The code to evaluate these metrics is also relatively simple.
async def run_test(test_case):
path = test_case["path"]
expected_ids = test_case["expected_ids"]
with open(path, "r") as f:
content = f.read()
questions = await extract_questions(content)
# Count exact matches between expected and found question IDs
matches = 0
for expected_id_group in expected_ids:
for question in questions.questions:
if question.relevant_chunk_ids == expected_id_group:
matches += 1
break
recall = matches / len(expected_ids)
return {
"path": path,
"recall": recall,
"questions": questions.questions,
"question_count": f"{len(questions.questions)}/{len(expected_ids)}",
"missing_questions": [
expected_id_group
for expected_id_group in expected_ids
if not any(
q.relevant_chunk_ids == expected_id_group
for q in questions.questions
)
],
}
We're literally just counting the number of matches and dividing by the total number of expected ids. This is a simple metric that can be calculated quickly. More importantly, with about 30 minutes of this new metric, I had significantly improved the model's ability to identify relevant transcript segments.

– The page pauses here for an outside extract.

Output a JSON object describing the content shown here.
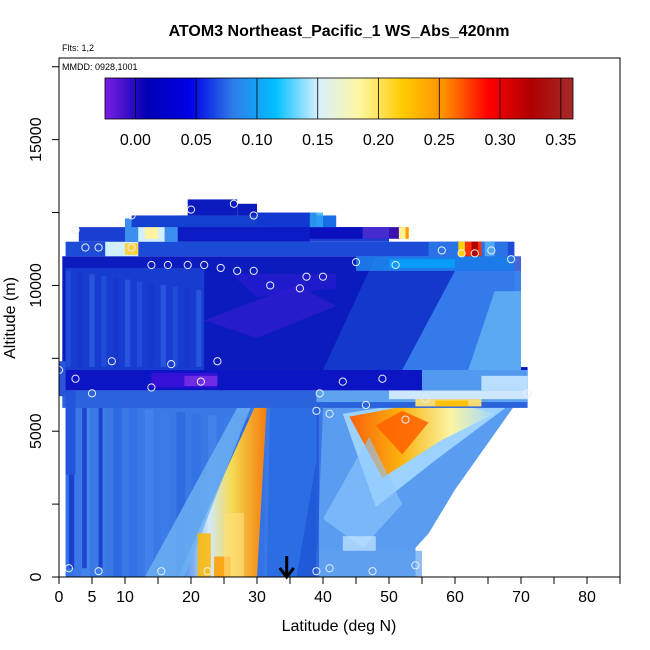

This transferred effectively to real-world data. When I finally tested the improved system on real transcripts, it was able to identify relevant chunks that I agreed with.
Conclusion
Before reaching for that LLM as a judge, it's often good to start with simpler metrics. They're easier to reason about, make it easy for members of your team to get involved and ultimately make a good starting point before you look at sophisticated equivalents.
Starting simple forces you to break down big problems into smaller pieces. While you might eventually want more detailed metrics, getting the basics right is a crucial first step.